Basis refers to your capital contributions and proportionate share of income. It determines how much you can deduct in losses.

For example:

Let’s say you have a $5,000 basis in your business.

And your business lost $7,000 this year.

Since it’s a business loss, it decreases your basis rather than raising it.

The IRS only allows losses against basis, so you could only claim a $5,000 loss on your return.

The remaining $2,000 loss gets suspended and carried forward indefinitely.

Again, the use case of S Corps is to avoid self-employment tax on income.

If you’re expecting a loss, you’d have no income and pay no tax anyway, which makes the S Corp useless.

  • Not profitable but considering an S Corp? Think again.

  • Already an S Corp expecting a loss? Understand how it impacts you.

Moving on to our next one…

Disadvantage #10: Unsure about the longevity of your business

If you’re unsure about business longevity, an S Corp can complicate things.

First, setting up an S Corp can be a hassle.

Secondly, exiting an S Corp can be a bigger headache.

You’d have to revoke S status, file a final return, close payroll accounts, dispose of assets in the S Corp triggering taxes, etc.

All to avoid a tax you may not even owe if you’re not highly profitable.

Bottomline: You may want to carefully consider if your business is serious enough or just a temporary side hustle for extra money.

Disadvantage #11: You do not like following the rules

S-Corp rules aren’t super complex, but there are rules.

You must set up payroll and pay yourself a reasonable salary the IRS could contest.

On that payroll, you must pay and file payroll tax returns.

You would also need to file an S Corp return separate from your personal one.

And when doing the return, you must know each shareholder’s basis…

Not to mention that you are supposed to have annual board meetings with shareholders. And keep minutes from those board meetings…

Oh, and you can’t have over 100 shareholders.

The list goes on and on.

If that stresses you out, you may want to think twice about becoming an S Corp.

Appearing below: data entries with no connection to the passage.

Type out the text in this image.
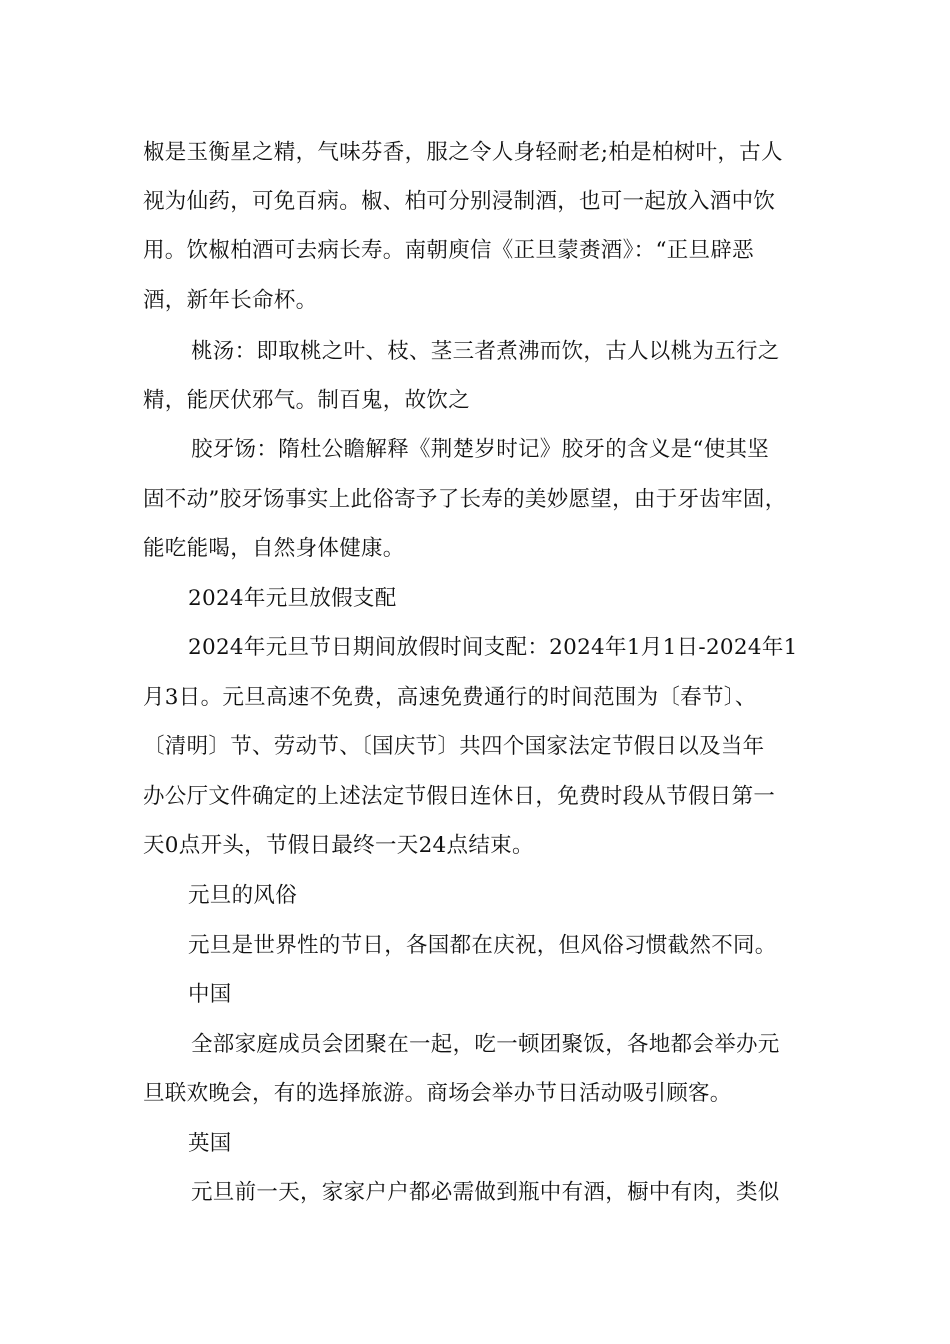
椒是玉衡星之精，气味芬香，服之令人身轻耐老;柏是柏树叶，古人
视为仙药，可免百病。椒、柏可分别浸制酒，也可一起放入酒中饮
用。饮椒柏酒可去病长寿。南朝庾信《正旦蒙赉酒》：“正旦辟恶
酒，新年长命杯。
桃汤：即取桃之叶、枝、茎三者煮沸而饮，古人以桃为五行之
精，能厌伏邪气。制百鬼，故饮之
胶牙饧：隋杜公瞻解释《荆楚岁时记》胶牙的含义是“使其坚
固不动”胶牙饧事实上此俗寄予了长寿的美妙愿望，由于牙齿牢固，
能吃能喝，自然身体健康。
2024年元旦放假支配
2024年元旦节日期间放假时间支配：2024年1月1日-2024年1
月3日。元旦高速不免费，高速免费通行的时间范围为〔春节〕、
〔清明〕节、劳动节、〔国庆节〕共四个国家法定节假日以及当年
办公厅文件确定的上述法定节假日连休日，免费时段从节假日第一
天0点开头，节假日最终一天24点结束。
元旦的风俗
元旦是世界性的节日，各国都在庆祝，但风俗习惯截然不同。
中国
全部家庭成员会团聚在一起，吃一顿团聚饭，各地都会举办元
旦联欢晚会，有的选择旅游。商场会举办节日活动吸引顾客。
英国
元旦前一天，家家户户都必需做到瓶中有酒，橱中有肉，类似
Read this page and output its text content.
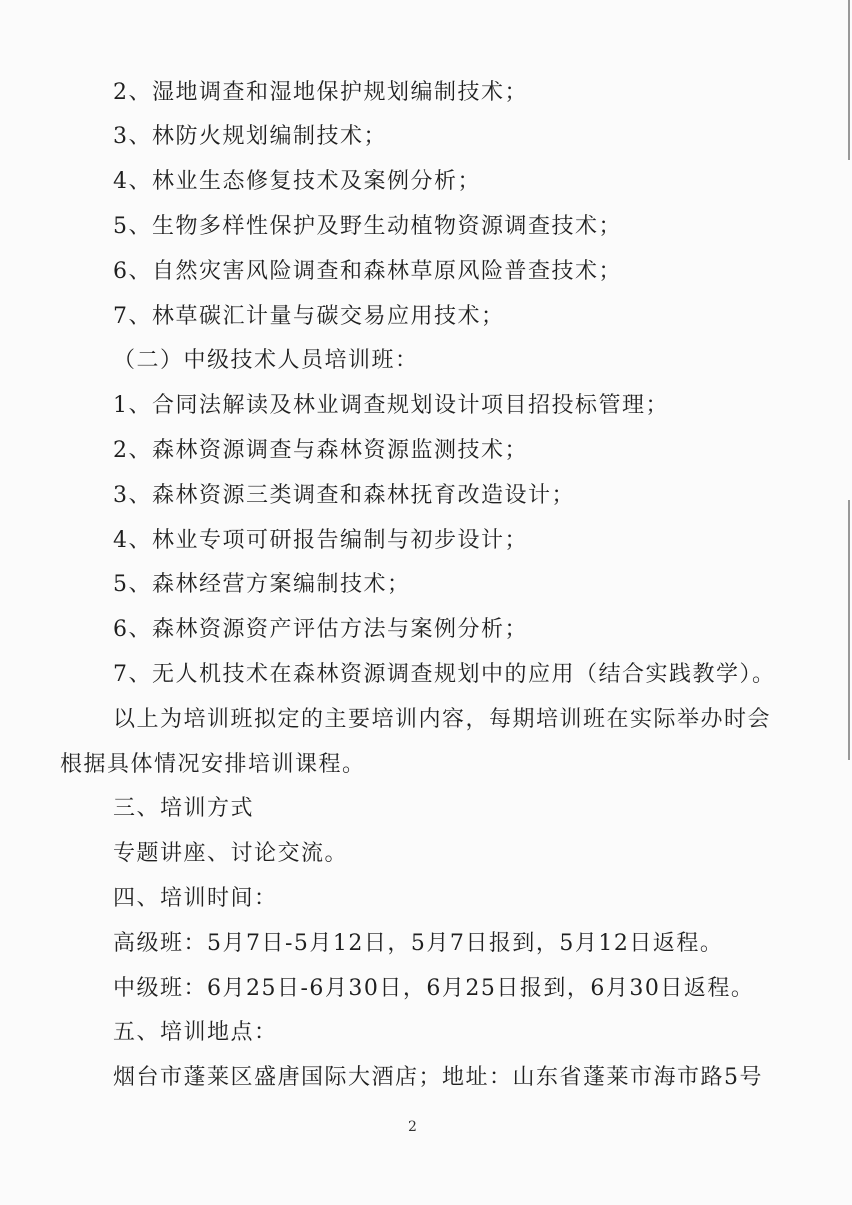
2、湿地调查和湿地保护规划编制技术；
3、林防火规划编制技术；
4、林业生态修复技术及案例分析；
5、生物多样性保护及野生动植物资源调查技术；
6、自然灾害风险调查和森林草原风险普查技术；
7、林草碳汇计量与碳交易应用技术；
（二）中级技术人员培训班：
1、合同法解读及林业调查规划设计项目招投标管理；
2、森林资源调查与森林资源监测技术；
3、森林资源三类调查和森林抚育改造设计；
4、林业专项可研报告编制与初步设计；
5、森林经营方案编制技术；
6、森林资源资产评估方法与案例分析；
7、无人机技术在森林资源调查规划中的应用（结合实践教学）。
以上为培训班拟定的主要培训内容，每期培训班在实际举办时会
根据具体情况安排培训课程。
三、培训方式
专题讲座、讨论交流。
四、培训时间：
高级班：5月7日-5月12日，5月7日报到，5月12日返程。
中级班：6月25日-6月30日，6月25日报到，6月30日返程。
五、培训地点：
烟台市蓬莱区盛唐国际大酒店；地址：山东省蓬莱市海市路5号
2
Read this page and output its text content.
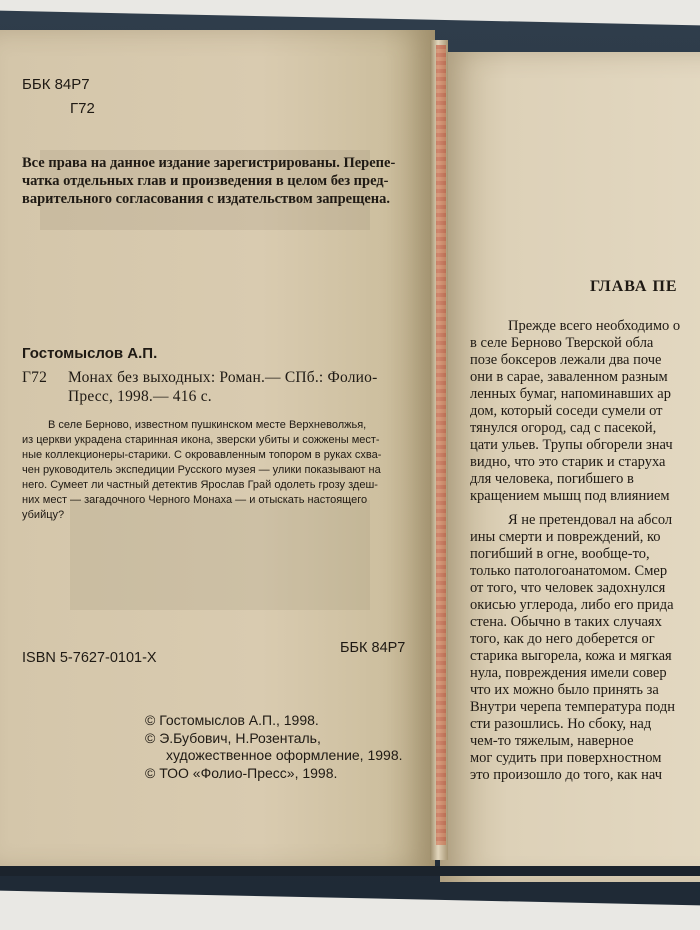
ББК 84Р7
Г72
Все права на данное издание зарегистрированы. Перепе-
чатка отдельных глав и произведения в целом без пред-
варительного согласования с издательством запрещена.
Гостомыслов А.П.
Г72 Монах без выходных: Роман.— СПб.: Фолио-
Пресс, 1998.— 416 с.
В селе Берново, известном пушкинском месте Верхневолжья,
из церкви украдена старинная икона, зверски убиты и сожжены мест-
ные коллекционеры-старики. С окровавленным топором в руках схва-
чен руководитель экспедиции Русского музея — улики показывают на
него. Сумеет ли частный детектив Ярослав Грай одолеть грозу здеш-
них мест — загадочного Черного Монаха — и отыскать настоящего
убийцу?
ISBN 5-7627-0101-X
ББК 84Р7
© Гостомыслов А.П., 1998.
© Э.Бубович, Н.Розенталь,
художественное оформление, 1998.
© ТОО «Фолио-Пресс», 1998.
ГЛАВА ПЕ
Прежде всего необходимо о
в селе Берново Тверской обла
позе боксеров лежали два поче
они в сарае, заваленном разным
ленных бумаг, напоминавших ар
дом, который соседи сумели от
тянулся огород, сад с пасекой,
цати ульев. Трупы обгорели знач
видно, что это старик и старуха
для человека, погибшего в
кращением мышц под влиянием
Я не претендовал на абсол
ины смерти и повреждений, ко
погибший в огне, вообще-то,
только патологоанатомом. Смер
от того, что человек задохнулся
окисью углерода, либо его прида
стена. Обычно в таких случаях
того, как до него доберется ог
старика выгорела, кожа и мягкая
нула, повреждения имели совер
что их можно было принять за
Внутри черепа температура подн
сти разошлись. Но сбоку, над
чем-то тяжелым, наверное
мог судить при поверхностном
это произошло до того, как нач
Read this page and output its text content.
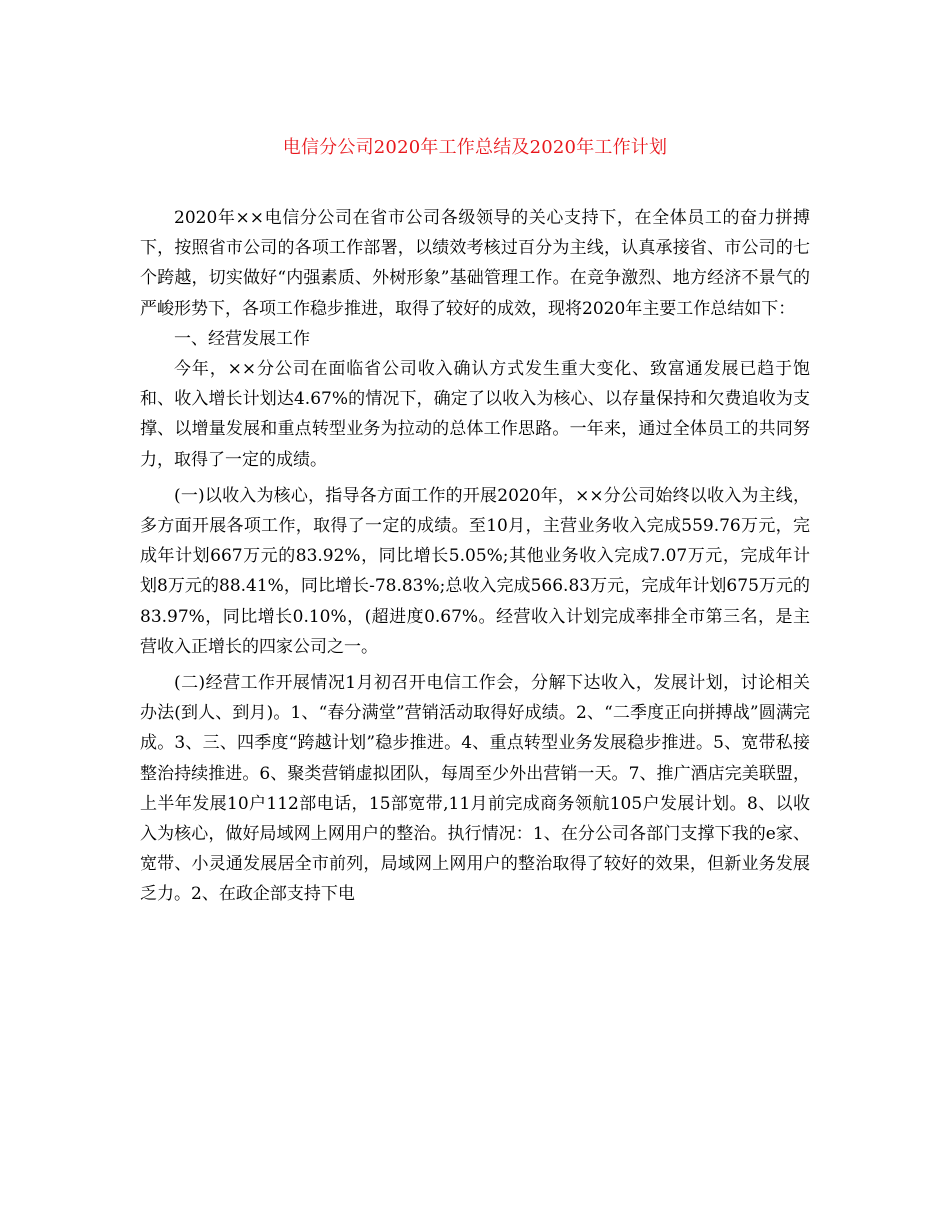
电信分公司2020年工作总结及2020年工作计划

2020年××电信分公司在省市公司各级领导的关心支持下，在全体员工的奋力拼搏下，按照省市公司的各项工作部署，以绩效考核过百分为主线，认真承接省、市公司的七个跨越，切实做好“内强素质、外树形象”基础管理工作。在竞争激烈、地方经济不景气的严峻形势下，各项工作稳步推进，取得了较好的成效，现将2020年主要工作总结如下：

一、经营发展工作

今年，××分公司在面临省公司收入确认方式发生重大变化、致富通发展已趋于饱和、收入增长计划达4.67%的情况下，确定了以收入为核心、以存量保持和欠费追收为支撑、以增量发展和重点转型业务为拉动的总体工作思路。一年来，通过全体员工的共同努力，取得了一定的成绩。

(一)以收入为核心，指导各方面工作的开展2020年，××分公司始终以收入为主线，多方面开展各项工作，取得了一定的成绩。至10月，主营业务收入完成559.76万元，完成年计划667万元的83.92%，同比增长5.05%;其他业务收入完成7.07万元，完成年计划8万元的88.41%，同比增长-78.83%;总收入完成566.83万元，完成年计划675万元的83.97%，同比增长0.10%，(超进度0.67%。经营收入计划完成率排全市第三名，是主营收入正增长的四家公司之一。

(二)经营工作开展情况1月初召开电信工作会，分解下达收入，发展计划，讨论相关办法(到人、到月)。1、“春分满堂”营销活动取得好成绩。2、“二季度正向拼搏战”圆满完成。3、三、四季度“跨越计划”稳步推进。4、重点转型业务发展稳步推进。5、宽带私接整治持续推进。6、聚类营销虚拟团队，每周至少外出营销一天。7、推广酒店完美联盟，上半年发展10户112部电话，15部宽带,11月前完成商务领航105户发展计划。8、以收入为核心，做好局域网上网用户的整治。执行情况：1、在分公司各部门支撑下我的e家、宽带、小灵通发展居全市前列，局域网上网用户的整治取得了较好的效果，但新业务发展乏力。2、在政企部支持下电
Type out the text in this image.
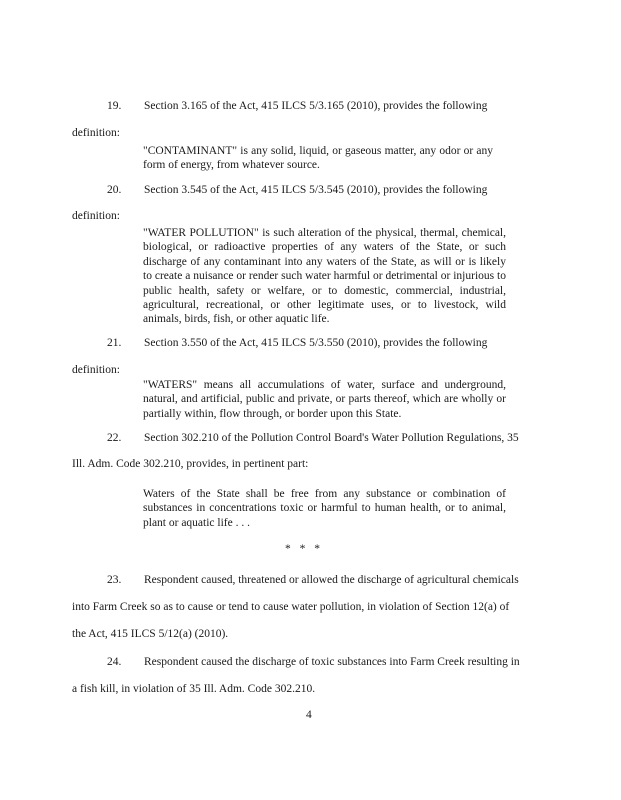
19. Section 3.165 of the Act, 415 ILCS 5/3.165 (2010), provides the following
definition:
"CONTAMINANT" is any solid, liquid, or gaseous matter, any odor or any form of energy, from whatever source.
20. Section 3.545 of the Act, 415 ILCS 5/3.545 (2010), provides the following
definition:
"WATER POLLUTION" is such alteration of the physical, thermal, chemical, biological, or radioactive properties of any waters of the State, or such discharge of any contaminant into any waters of the State, as will or is likely to create a nuisance or render such water harmful or detrimental or injurious to public health, safety or welfare, or to domestic, commercial, industrial, agricultural, recreational, or other legitimate uses, or to livestock, wild animals, birds, fish, or other aquatic life.
21. Section 3.550 of the Act, 415 ILCS 5/3.550 (2010), provides the following
definition:
"WATERS" means all accumulations of water, surface and underground, natural, and artificial, public and private, or parts thereof, which are wholly or partially within, flow through, or border upon this State.
22. Section 302.210 of the Pollution Control Board's Water Pollution Regulations, 35
Ill. Adm. Code 302.210, provides, in pertinent part:
Waters of the State shall be free from any substance or combination of substances in concentrations toxic or harmful to human health, or to animal, plant or aquatic life . . .
* * *
23. Respondent caused, threatened or allowed the discharge of agricultural chemicals
into Farm Creek so as to cause or tend to cause water pollution, in violation of Section 12(a) of
the Act, 415 ILCS 5/12(a) (2010).
24. Respondent caused the discharge of toxic substances into Farm Creek resulting in
a fish kill, in violation of 35 Ill. Adm. Code 302.210.
4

Disadvantage #12: More expensive tax returns & accounting costs

Due to the complexities of an S Corp, expect to pay your CPA way more for an S Corp return — Firms often charge $1,500 to $3,000+ for it.

Plus, you’ll need a payroll system to file returns and submit withheld taxes – may cost you another $200-300+ per year.

And remember, you’re still paying payroll tax on your own salary.

So know these extra S Corp costs, and weigh them against potential savings.

Disadvantage #13: The word “payroll” makes your skin crawl

Setting up payroll is simple if you know what you’re doing, but can be stressful if you do not.

So consider if you don’t mind the added headache.

You’ll have to choose a provider, set up state accounts, add yourself as an employee, pay salary, and keep up with tax obligations.

Ultimately, decide if you want to deal with the payroll complexities or not.

Disadvantage #14: Additional State Taxes

Most states don’t levy extra S Corp taxes, but some do. 

If yours does, it can pile the S Corp expenses.

For instance, California, New York, and Tennessee tax S Corps additionally. This isn’t an exhaustive list — so make sure to research your state.

If they do, factor it into your decision to become an S Corp.

Disadvantage #15: You care about having social security benefits when you retire

This matters because S Corps are used to avoid self-employment tax — which is a combination of your medicare and social security contributions.

If you pay little social security tax, you could get less benefits upon retiring. 

You may not qualify for benefits anyway, but it doesn’t hurt to keep this in mind.

You could ask your CPA for a salary recommendation that avoids self-employment tax while optimizing social security benefits.


The S Corp entity offers valuable tax benefits for some, but also notable drawbacks and complexity that can outweigh the tax perks in many cases.

Before rushing to become one, analyze your situation closely — income, expenses, assets, goals, admin tolerance. See if it truly fits your needs.

Closely compare an S Corp vs an LLC for your business.

Ultimately, structure to maximize benefits and minimize headaches and costs. 

Don’t let potential tax reduction lead to an entity that creates more problems than it solves. Weigh all key factors to make the smartest decision for you.